Donc on peut serrer la vis partout, ils viendront toujours. S’ils doivent quitter leur pays parce que leur vie est menacée, peu importe ce qu’on fait, ils viendront toujours. L’appel d’air n’existe pas." Évelyne : "Dans ces discours, on mélange migrants, étrangers, demandeurs d’asile, clandestins, sans papiers, tous dans le même sac. Cette instrumentalisation me révolte, parce que je reçois des demandeurs d’asile tous les jours. On fait passer des demandeurs d’asile pour des usurpateurs, des gens qui viendraient profiter du système. Ils ne sont pas là pour profiter de l’ADA (l’Allocation pour demandeur d’asile) qui est de 6,90 € par jour, ça ne vaut pas une vie, ça ne vaut pas de quitter son pays de vivre toutes les horreurs qu’ils ont connu pour arriver jusqu’ici. Ils ont parfois vu mourir leurs amis sur le trajet. Et on nie leur humanité en parlant d’eux comme des usurpateurs. Avec le nouveau dispositif, ils ne bénéficieront plus d’une carte de paiement qui leur permet de retirer de l’argent liquide. Ça va les placer un peu plus dans la précarité. Beaucoup d’entre eux sont à la rue. Avec l’argent qu’ils pouvaient retirer, ils payaient quelqu’un de leur communauté pour les laisser dormir sur un matelas dans un appartement. Sans argent liquide, c’est impossible." "Quand on parle des conditions dans lesquels sont reçus les réfugiés, on nous répond qu’on va installer une machine à café..."

Pierre : "Bien sûr, en arrivant chez nous ils sont soulagés, mais ils doivent se débrouiller sur tout. Pour demander le droit d’asile, il faut être prêt, être dans de bonnes conditions. Quelqu’un qui est dans un centre d’accueil, pris en charge, logé, avec des gens qui l’aident dans ses démarches, c’est beaucoup mieux.

Le problème c’est que des milliers de personnes n’ont pas accès à ce dispositif d’accueil, qui leur est pourtant légalement dû. Ils ne peuvent pas faire leur demande de droit d’asile dans de bonnes conditions." Évelyne : "Pour certains, ils sont malades, mais ils ne sont pas pris en charge. Parfois, on a face à nous des gens qui nous demandent de trouver un hébergement pour le soir et nous, la seule chose qu’on puisse faire c’est de leur dire d’appeler le 115.

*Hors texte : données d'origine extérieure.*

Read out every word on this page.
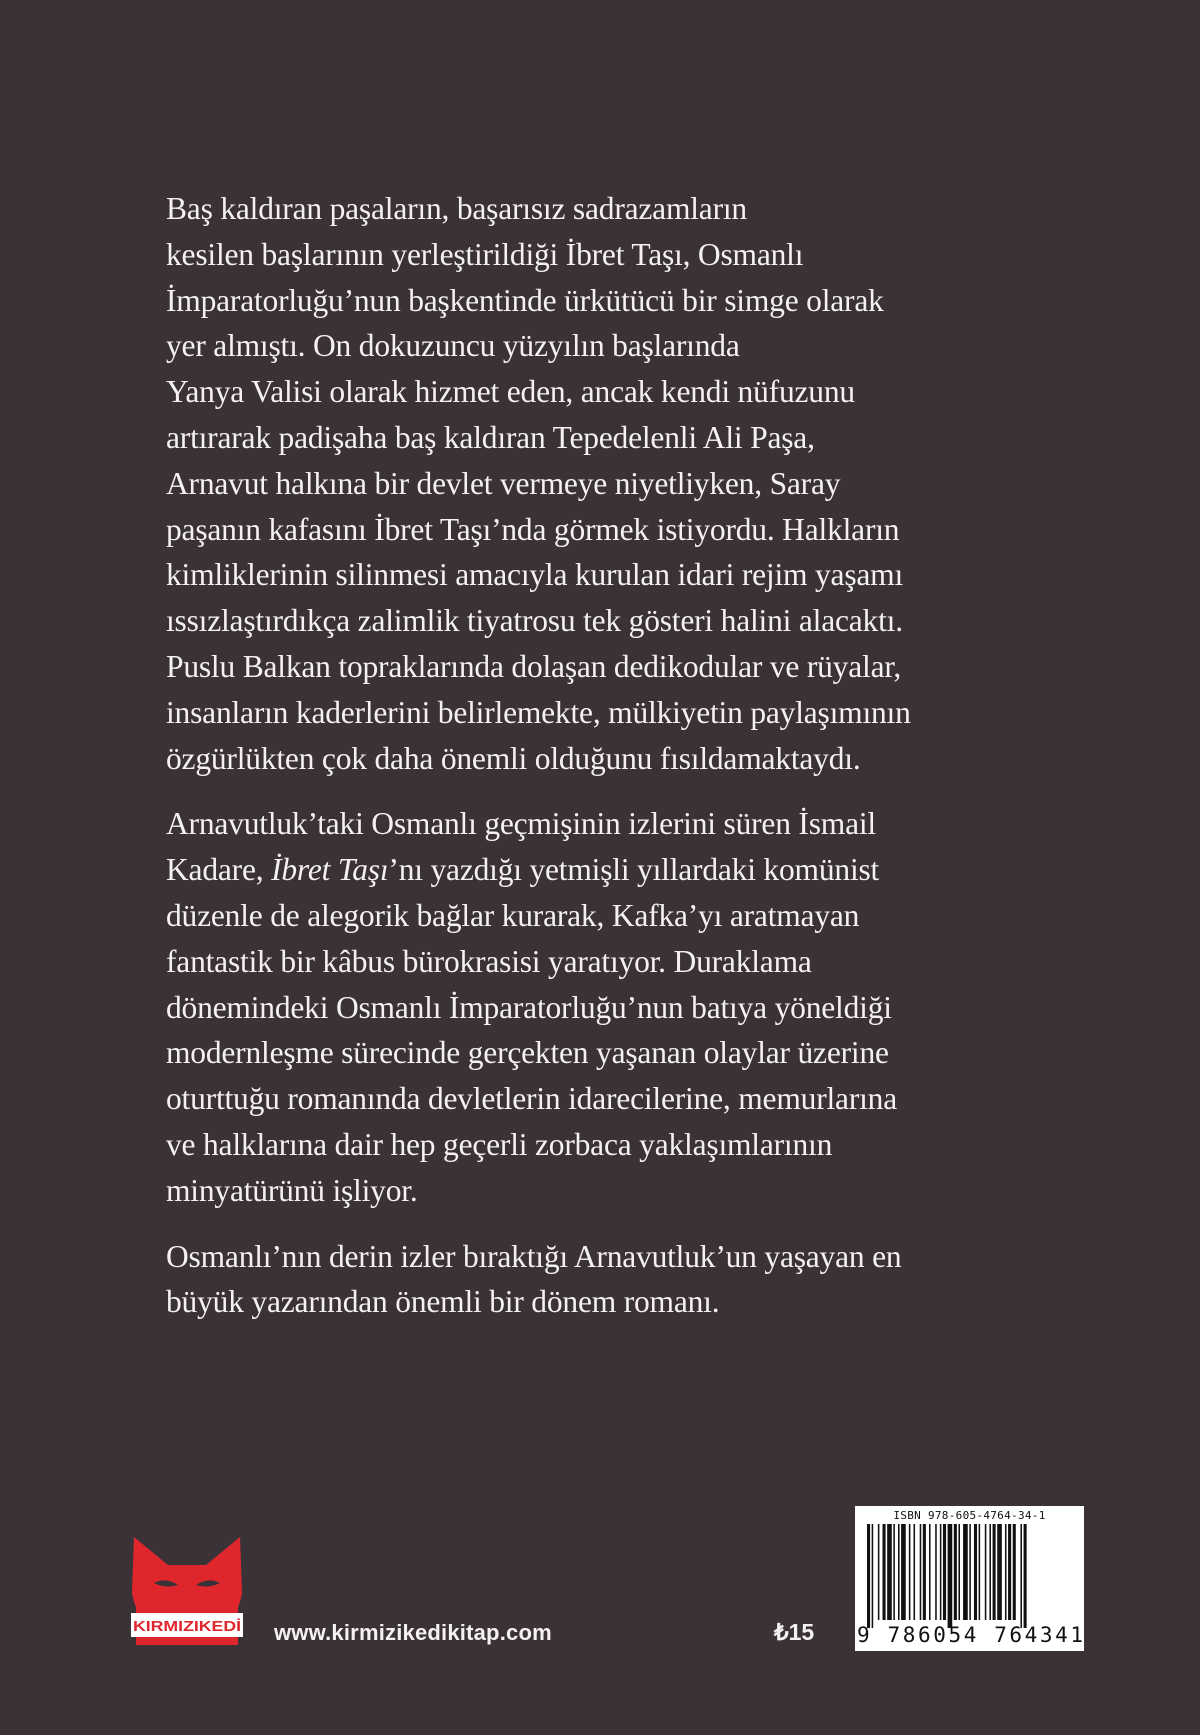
Baş kaldıran paşaların, başarısız sadrazamların
kesilen başlarının yerleştirildiği İbret Taşı, Osmanlı
İmparatorluğu’nun başkentinde ürkütücü bir simge olarak
yer almıştı. On dokuzuncu yüzyılın başlarında
Yanya Valisi olarak hizmet eden, ancak kendi nüfuzunu
artırarak padişaha baş kaldıran Tepedelenli Ali Paşa,
Arnavut halkına bir devlet vermeye niyetliyken, Saray
paşanın kafasını İbret Taşı’nda görmek istiyordu. Halkların
kimliklerinin silinmesi amacıyla kurulan idari rejim yaşamı
ıssızlaştırdıkça zalimlik tiyatrosu tek gösteri halini alacaktı.
Puslu Balkan topraklarında dolaşan dedikodular ve rüyalar,
insanların kaderlerini belirlemekte, mülkiyetin paylaşımının
özgürlükten çok daha önemli olduğunu fısıldamaktaydı.

Arnavutluk’taki Osmanlı geçmişinin izlerini süren İsmail
Kadare, İbret Taşı’nı yazdığı yetmişli yıllardaki komünist
düzenle de alegorik bağlar kurarak, Kafka’yı aratmayan
fantastik bir kâbus bürokrasisi yaratıyor. Duraklama
dönemindeki Osmanlı İmparatorluğu’nun batıya yöneldiği
modernleşme sürecinde gerçekten yaşanan olaylar üzerine
oturttuğu romanında devletlerin idarecilerine, memurlarına
ve halklarına dair hep geçerli zorbaca yaklaşımlarının
minyatürünü işliyor.

Osmanlı’nın derin izler bıraktığı Arnavutluk’un yaşayan en
büyük yazarından önemli bir dönem romanı.

KIRMIZIKEDİ	www.kirmizikedikitap.com	₺15
ISBN 978-605-4764-34-1
9 786054 764341
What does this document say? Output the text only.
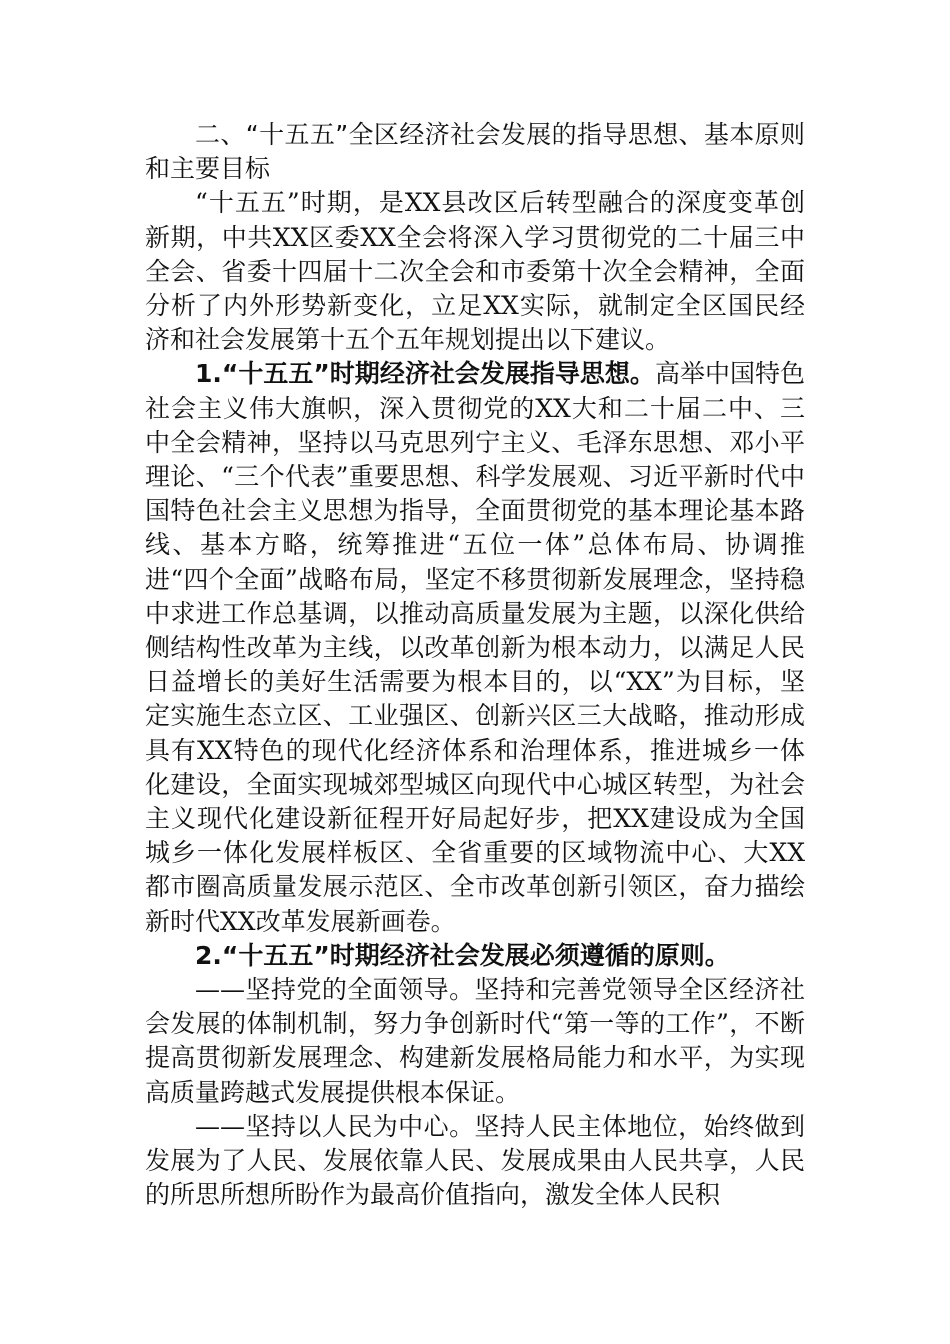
二、“十五五”全区经济社会发展的指导思想、基本原则和主要目标

“十五五”时期，是XX县改区后转型融合的深度变革创新期，中共XX区委XX全会将深入学习贯彻党的二十届三中全会、省委十四届十二次全会和市委第十次全会精神，全面分析了内外形势新变化，立足XX实际，就制定全区国民经济和社会发展第十五个五年规划提出以下建议。

1.“十五五”时期经济社会发展指导思想。高举中国特色社会主义伟大旗帜，深入贯彻党的XX大和二十届二中、三中全会精神，坚持以马克思列宁主义、毛泽东思想、邓小平理论、“三个代表”重要思想、科学发展观、习近平新时代中国特色社会主义思想为指导，全面贯彻党的基本理论基本路线、基本方略，统筹推进“五位一体”总体布局、协调推进“四个全面”战略布局，坚定不移贯彻新发展理念，坚持稳中求进工作总基调，以推动高质量发展为主题，以深化供给侧结构性改革为主线，以改革创新为根本动力，以满足人民日益增长的美好生活需要为根本目的，以“XX”为目标，坚定实施生态立区、工业强区、创新兴区三大战略，推动形成具有XX特色的现代化经济体系和治理体系，推进城乡一体化建设，全面实现城郊型城区向现代中心城区转型，为社会主义现代化建设新征程开好局起好步，把XX建设成为全国城乡一体化发展样板区、全省重要的区域物流中心、大XX都市圈高质量发展示范区、全市改革创新引领区，奋力描绘新时代XX改革发展新画卷。

2.“十五五”时期经济社会发展必须遵循的原则。

——坚持党的全面领导。坚持和完善党领导全区经济社会发展的体制机制，努力争创新时代“第一等的工作”，不断提高贯彻新发展理念、构建新发展格局能力和水平，为实现高质量跨越式发展提供根本保证。

——坚持以人民为中心。坚持人民主体地位，始终做到发展为了人民、发展依靠人民、发展成果由人民共享，人民的所思所想所盼作为最高价值指向，激发全体人民积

Quotidiennement, on reçoit des personnes qui sont désemparées. Elles ne parlent pas notre langue, ne comprennent pas la procédure dans laquelle on les a placés. On les oriente vers des associations qui sont elles-mêmes surmenées, qui ne peuvent plus les recevoir. Elles sont embarquées dans un cercle vicieux, c’est tout sauf une situation confortable. Quand on parle par exemple des conditions dans lesquelles sont reçus les réfugiés, on nous répond qu’on va installer une machine à café pour offrir une boisson chaude gratuite aux demandeurs qu’on recevra... Récemment, j’ai reçu une jeune femme qui, au cours de son parcours migratoire, avait été violée plusieurs fois et contrainte de se prostituer pour subvenir à ses besoins et financer son billet pour le bateau, pour la traversée de la Méditerranée. Cette jeune femme est en France depuis plusieurs mois, à la rue, sans aucune prise en charge médicale, en ayant de très graves souffrances gynécologiques. J’ai été à son écoute, j’ai essayé de l’aider, l’orienter mais je ne suis pas sûre qu’elle va trouver d’aide. L’assistante sociale lui a dit qu’elle ne pouvait pas voir de médecin tant qu’elle n’avait les documents relatifs à l’aide médicale d’État. Elle était dans des souffrances physiques quotidiennes, mais pas prise en charge médicalement. C’est ça, notre réalité. On est en première ligne." "Beaucoup de collègues craquent"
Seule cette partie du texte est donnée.